Q&A Preserving The Lake: Thoughts From Larry Larkin

Larry Larkin, a Linn township resident, is an active member of the Antique and Classic Boat society, the society of Automotive engineers, and a founding member of the Lake Geneva Historical Society. Larry has been actively involved with antique boat restoration and lake preservation for decades.


I first came to Lake Geneva in the summer of 1942. My family had a summer cottage on the south shore in Rainbow Bay about a half-mile from Fontana. Things were still primitive at that time. The cottage had a single bathroom inside but also an outdoor privy. The cottage wasn’t heated, except for a large fireplace. There was a well with a hand pump, but the water for the sinks and bath tub came from the lake via a small electric pump. We had a single radio in the living room connected to a copper wire aerial that ran between two trees in the backyard. We could get WGN and a couple of other Chicago radio stations with a lot of static, but television was in the distant future. We sometimes rowed to Fontana in the morning for a newspaper and groceries. It was an adventure, much like those described in the Hardy Boys series of adventure/detective stories.

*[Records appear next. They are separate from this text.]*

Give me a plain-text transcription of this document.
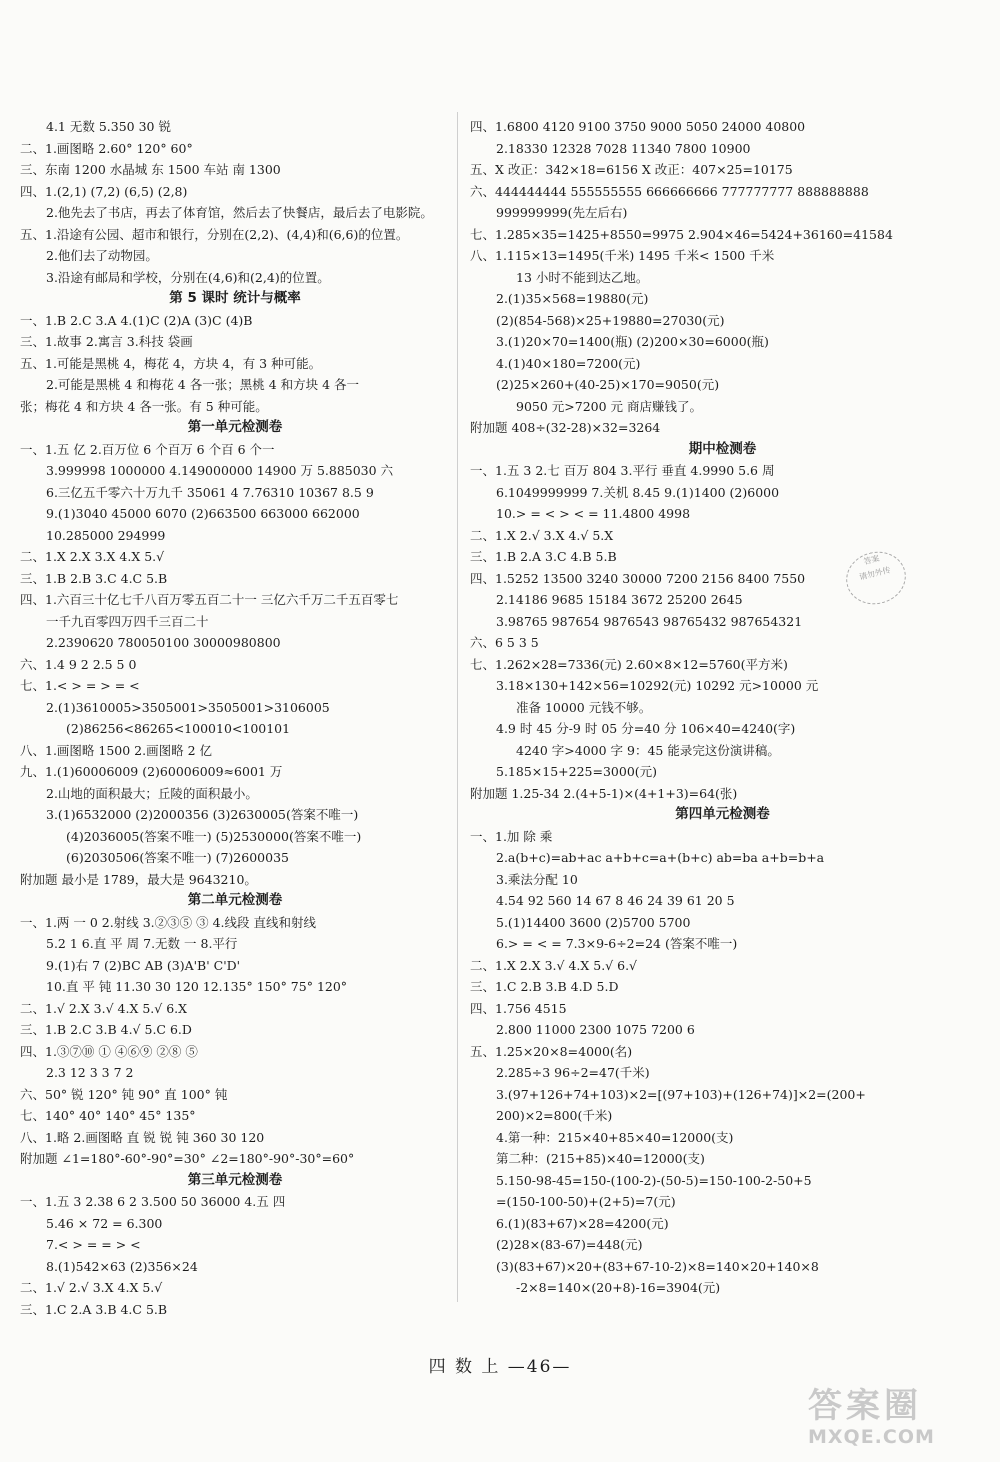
4.1 无数 5.350 30 锐
二、1.画图略 2.60° 120° 60°
三、东南 1200 水晶城 东 1500 车站 南 1300
四、1.(2,1) (7,2) (6,5) (2,8)
2.他先去了书店，再去了体育馆，然后去了快餐店，最后去了电影院。
五、1.沿途有公园、超市和银行，分别在(2,2)、(4,4)和(6,6)的位置。
2.他们去了动物园。
3.沿途有邮局和学校，分别在(4,6)和(2,4)的位置。
第 5 课时 统计与概率
一、1.B 2.C 3.A 4.(1)C (2)A (3)C (4)B
三、1.故事 2.寓言 3.科技 袋画
五、1.可能是黑桃 4，梅花 4，方块 4，有 3 种可能。
2.可能是黑桃 4 和梅花 4 各一张；黑桃 4 和方块 4 各一
张；梅花 4 和方块 4 各一张。有 5 种可能。
第一单元检测卷
一、1.五 亿 2.百万位 6 个百万 6 个百 6 个一
3.999998 1000000 4.149000000 14900 万 5.885030 六
6.三亿五千零六十万九千 35061 4 7.76310 10367 8.5 9
9.(1)3040 45000 6070 (2)663500 663000 662000
10.285000 294999
二、1.X 2.X 3.X 4.X 5.√
三、1.B 2.B 3.C 4.C 5.B
四、1.六百三十亿七千八百万零五百二十一 三亿六千万二千五百零七
一千九百零四万四千三百二十
2.2390620 780050100 30000980800
六、1.4 9 2 2.5 5 0
七、1.< > = > = <
2.(1)3610005>3505001>3505001>3106005
(2)86256<86265<100010<100101
八、1.画图略 1500 2.画图略 2 亿
九、1.(1)60006009 (2)60006009≈6001 万
2.山地的面积最大；丘陵的面积最小。
3.(1)6532000 (2)2000356 (3)2630005(答案不唯一)
(4)2036005(答案不唯一) (5)2530000(答案不唯一)
(6)2030506(答案不唯一) (7)2600035
附加题 最小是 1789，最大是 9643210。
第二单元检测卷
一、1.两 一 0 2.射线 3.②③⑤ ③ 4.线段 直线和射线
5.2 1 6.直 平 周 7.无数 一 8.平行
9.(1)右 7 (2)BC AB (3)A'B' C'D'
10.直 平 钝 11.30 30 120 12.135° 150° 75° 120°
二、1.√ 2.X 3.√ 4.X 5.√ 6.X
三、1.B 2.C 3.B 4.√ 5.C 6.D
四、1.③⑦⑩ ① ④⑥⑨ ②⑧ ⑤
2.3 12 3 3 7 2
六、50° 锐 120° 钝 90° 直 100° 钝
七、140° 40° 140° 45° 135°
八、1.略 2.画图略 直 锐 锐 钝 360 30 120
附加题 ∠1=180°-60°-90°=30° ∠2=180°-90°-30°=60°
第三单元检测卷
一、1.五 3 2.38 6 2 3.500 50 36000 4.五 四
5.46 × 72 = 6.300
7.< > = = > <
8.(1)542×63 (2)356×24
二、1.√ 2.√ 3.X 4.X 5.√
三、1.C 2.A 3.B 4.C 5.B
四、1.6800 4120 9100 3750 9000 5050 24000 40800
2.18330 12328 7028 11340 7800 10900
五、X 改正：342×18=6156 X 改正：407×25=10175
六、444444444 555555555 666666666 777777777 888888888
999999999(先左后右)
七、1.285×35=1425+8550=9975 2.904×46=5424+36160=41584
八、1.115×13=1495(千米) 1495 千米< 1500 千米
13 小时不能到达乙地。
2.(1)35×568=19880(元)
(2)(854-568)×25+19880=27030(元)
3.(1)20×70=1400(瓶) (2)200×30=6000(瓶)
4.(1)40×180=7200(元)
(2)25×260+(40-25)×170=9050(元)
9050 元>7200 元 商店赚钱了。
附加题 408÷(32-28)×32=3264
期中检测卷
一、1.五 3 2.七 百万 804 3.平行 垂直 4.9990 5.6 周
6.1049999999 7.关机 8.45 9.(1)1400 (2)6000
10.> = < > < = 11.4800 4998
二、1.X 2.√ 3.X 4.√ 5.X
三、1.B 2.A 3.C 4.B 5.B
四、1.5252 13500 3240 30000 7200 2156 8400 7550
2.14186 9685 15184 3672 25200 2645
3.98765 987654 9876543 98765432 987654321
六、6 5 3 5
七、1.262×28=7336(元) 2.60×8×12=5760(平方米)
3.18×130+142×56=10292(元) 10292 元>10000 元
准备 10000 元钱不够。
4.9 时 45 分-9 时 05 分=40 分 106×40=4240(字)
4240 字>4000 字 9：45 能录完这份演讲稿。
5.185×15+225=3000(元)
附加题 1.25-34 2.(4+5-1)×(4+1+3)=64(张)
第四单元检测卷
一、1.加 除 乘
2.a(b+c)=ab+ac a+b+c=a+(b+c) ab=ba a+b=b+a
3.乘法分配 10
4.54 92 560 14 67 8 46 24 39 61 20 5
5.(1)14400 3600 (2)5700 5700
6.> = < = 7.3×9-6÷2=24 (答案不唯一)
二、1.X 2.X 3.√ 4.X 5.√ 6.√
三、1.C 2.B 3.B 4.D 5.D
四、1.756 4515
2.800 11000 2300 1075 7200 6
五、1.25×20×8=4000(名)
2.285÷3 96÷2=47(千米)
3.(97+126+74+103)×2=[(97+103)+(126+74)]×2=(200+
200)×2=800(千米)
4.第一种：215×40+85×40=12000(支)
第二种：(215+85)×40=12000(支)
5.150-98-45=150-(100-2)-(50-5)=150-100-2-50+5
=(150-100-50)+(2+5)=7(元)
6.(1)(83+67)×28=4200(元)
(2)28×(83-67)=448(元)
(3)(83+67)×20+(83+67-10-2)×8=140×20+140×8
-2×8=140×(20+8)-16=3904(元)
答案
请勿外传
四 数 上 —46—
答案圈
MXQE.COM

Over the years, highways improved, gravel driveways were paved, cottages evolved into year-round homes, and all the appliances and conveniences of city living arrived.

In 1955 I bought Normandie, and that became the focus of my summers. Sue and I got married in 1960, and in 1964 we built our own summer home where we live today.

I had a job offer here in 1980 and, after a lot of soul searching, we thought this was a better place to raise a family than the big city. So our summer cottage became a year-round home.


Well, the lake is a jewel, possibly the finest jewel of all the lakes in the country. In my mind, the big issue is how to protect and preserve it. There is tremendous pressure on the lake from heavy boating use, pollution from farm and surface run-off carrying with it fertilizers and pollutants, and invasive species such as zebra mussels. In addition, there are developers who try to pack as many houses on a property as they can, and others who leave the area and try to sub-divide their properties and create as many small lots as possible. In effect they are enriching themselves at the expense of future generations.


It isn’t so much antique boats in general as it is the 100-year old steam yachts that are unique to Lake Geneva that intrigue me. I think these boats have historic value. Not only because there are few boats anywhere remaining from 100 years ago, but also because of the role these boats played in the early development of Lake Geneva. Their design evolved to fit the needs of those at the turn of the 19th century. In the early 20th century when the automobile became reliable their usefulness declined and the 1930s Depression assured their demise.

They are also attractive boats, nice lines, good proportions, all together elegant craft. They have sentimental value. For example, when I met my wife, Sue, when she stepped aboard the Normandie one romantic evening in June of 1958. And it gives me a great deal of artistic satisfaction to take a piece of metal or wood and fashion these basic raw materials into something of beauty and utility.

I also want to leave this world a little better than I found it. I want to think that my presence has helped preserve something of our heritage, something unique that we can pass on to future generations that will show people 100 years from now something worthwhile from our era. I hope the boats that I have built and restored will last another 100 years. We have used the best materials and the best workmanship, and we have incorporated as much of the original boat as possible to preserve their essence. This is my gift to posterity.


The future of the lake is largely in the hands of the elected officials in the communities surrounding the lake. They determine through zoning and permits what is allowed. People need to get involved to ensure that the best officials are elected, and they need to constantly tell those elected officials that they want the lake protected from developers and others whose actions would increase the intensity of use and have harmful effects long term. Not just lake shore development, but development throughout the lake’s watershed area.